Scores well: Explaining intussusception in simple terms. Reassuring about treatability. Supporting the mother through a frightening situation. Acting quickly while maintaining calm.

Costs marks: Being alarmist without action. Not explaining what is happening. Ignoring the mother's distress.

Common examiner feedback (and how to fix it)

Did not gather sufficient information to make an adequate assessment of the patient's condition

Fix: Use a consistent framework for every history. After covering the presenting complaint, systematically move through PMH, drug history, social history, family history, and ICE. Keep a mental checklist.

Did not identify the patient's problems and/or did not develop a management plan adequately

Fix: Reserve the final 2 minutes to summarise your findings, share your working diagnosis with the patient, and outline your investigation and management plan including safety netting.

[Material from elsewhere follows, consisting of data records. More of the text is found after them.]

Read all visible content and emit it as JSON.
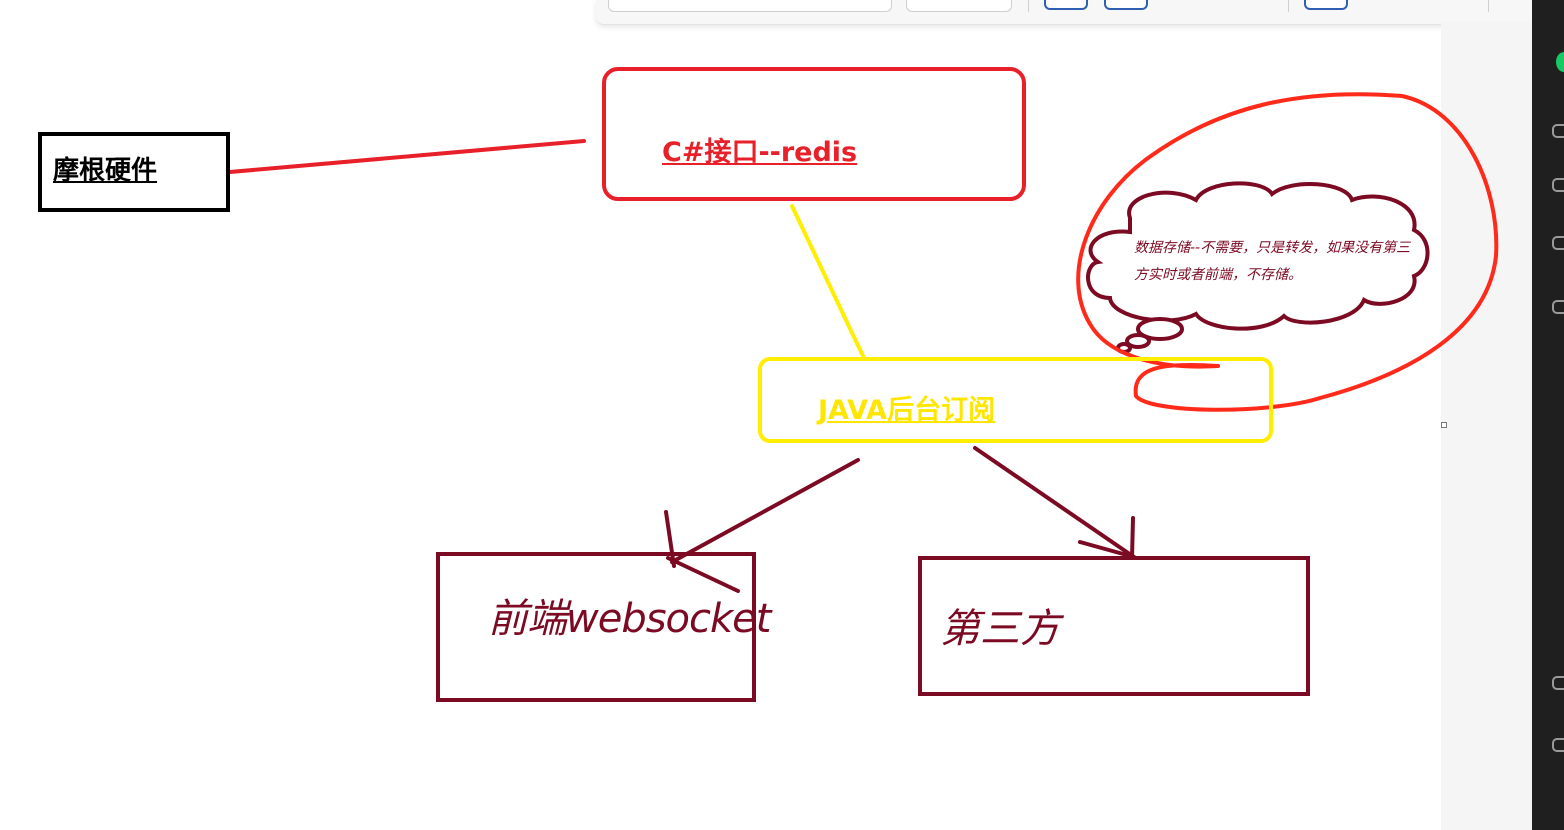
{
  "diagram": {
    "nodes": {
      "hardware": {
        "label": "摩根硬件"
      },
      "redis": {
        "label": "C#接口--redis"
      },
      "java": {
        "label": "JAVA后台订阅"
      },
      "frontend": {
        "label": "前端websocket"
      },
      "third_party": {
        "label": "第三方"
      }
    },
    "callout": {
      "text": "数据存储--不需要，只是转发，如果没有第三方实时或者前端，不存储。"
    },
    "edges": [
      {
        "from": "hardware",
        "to": "redis",
        "color": "#e8202a"
      },
      {
        "from": "redis",
        "to": "java",
        "color": "#ffee00"
      },
      {
        "from": "java",
        "to": "frontend",
        "color": "#7b0a22",
        "arrow": true
      },
      {
        "from": "java",
        "to": "third_party",
        "color": "#7b0a22",
        "arrow": true
      }
    ]
  },
  "colors": {
    "red": "#e8202a",
    "yellow": "#ffee00",
    "maroon": "#7b0a22",
    "black": "#000000"
  }
}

Common mistakes in this station

  1. Not recognising the triad. Intermittent colicky pain with drawing up of legs, bilious vomiting, and red-currant jelly stools in a 9-month-old is intussusception. Candidates who diagnose gastroenteritis or colic miss a surgical emergency.
  2. Attempting to manage in primary care. Intussusception needs USS confirmation and enema reduction or surgery. Candidates who take a prolonged history, examine, and arrange outpatient investigations delay life-saving treatment.
  3. Not recognising red-currant jelly stools as a late sign. By the time blood and mucus appear, there is mucosal ischaemia. This increases the urgency. Candidates who do not communicate this urgency may allow bowel necrosis.

Resitting PLAB 2?

If you have previously struggled with history taking stations, focus on building a consistent systematic framework that you apply to every case. Practise structuring your history into clear phases (presenting complaint, systems review, PMH, social, ICE) so that even under pressure, you cover all domains. Many resitters lose marks not on knowledge but on organisation and time management.

Example opening

Good morning/afternoon, my name is Dr [Name], I'm one of the doctors here today. Could I confirm your name and date of birth please? Thank you. So, what's brought you in to see me today?

Frequently asked questions

How do I approach the consultation in this intussusception station?

Intussusception is a paediatric surgical emergency. The candidate must recognise the classic triad (intermittent colicky pain, vomiting, and red-currant jelly stools) in an infant and arrange urgent hospital assessment. Ayo is 9 months old, brought by his mother Sarah with 6 hours of intermittent severe pain and red-currant jelly stools.

What does a strong performance look like to the examiner in this station?

Strong performances show: Triad recognised (colicky pain, vomiting, red-currant jelly stools). Age and demographics fit. Complications assessed (lethargy, dehydration, distension). Preceding viral illness asked. Weak performances: Not recognising the triad. Diagnosing gastroenteritis. Not assessing for shock.

What is the biggest pitfall in this intussusception station?

Not recognising the triad. Intermittent colicky pain with drawing up of legs, bilious vomiting, and red-currant jelly stools in a 9-month-old is intussusception. Candidates who diagnose gastroenteritis or colic miss a surgical emergency.

How should I prepare for intussusception if I have never seen it in practice?

This station rewards process over personal experience. The skill being assessed: Peak age recognition: 6 to 18 months, male predominance. Use the domain breakdown on this page to target your preparation, then practise the station aloud so your structure survives exam pressure.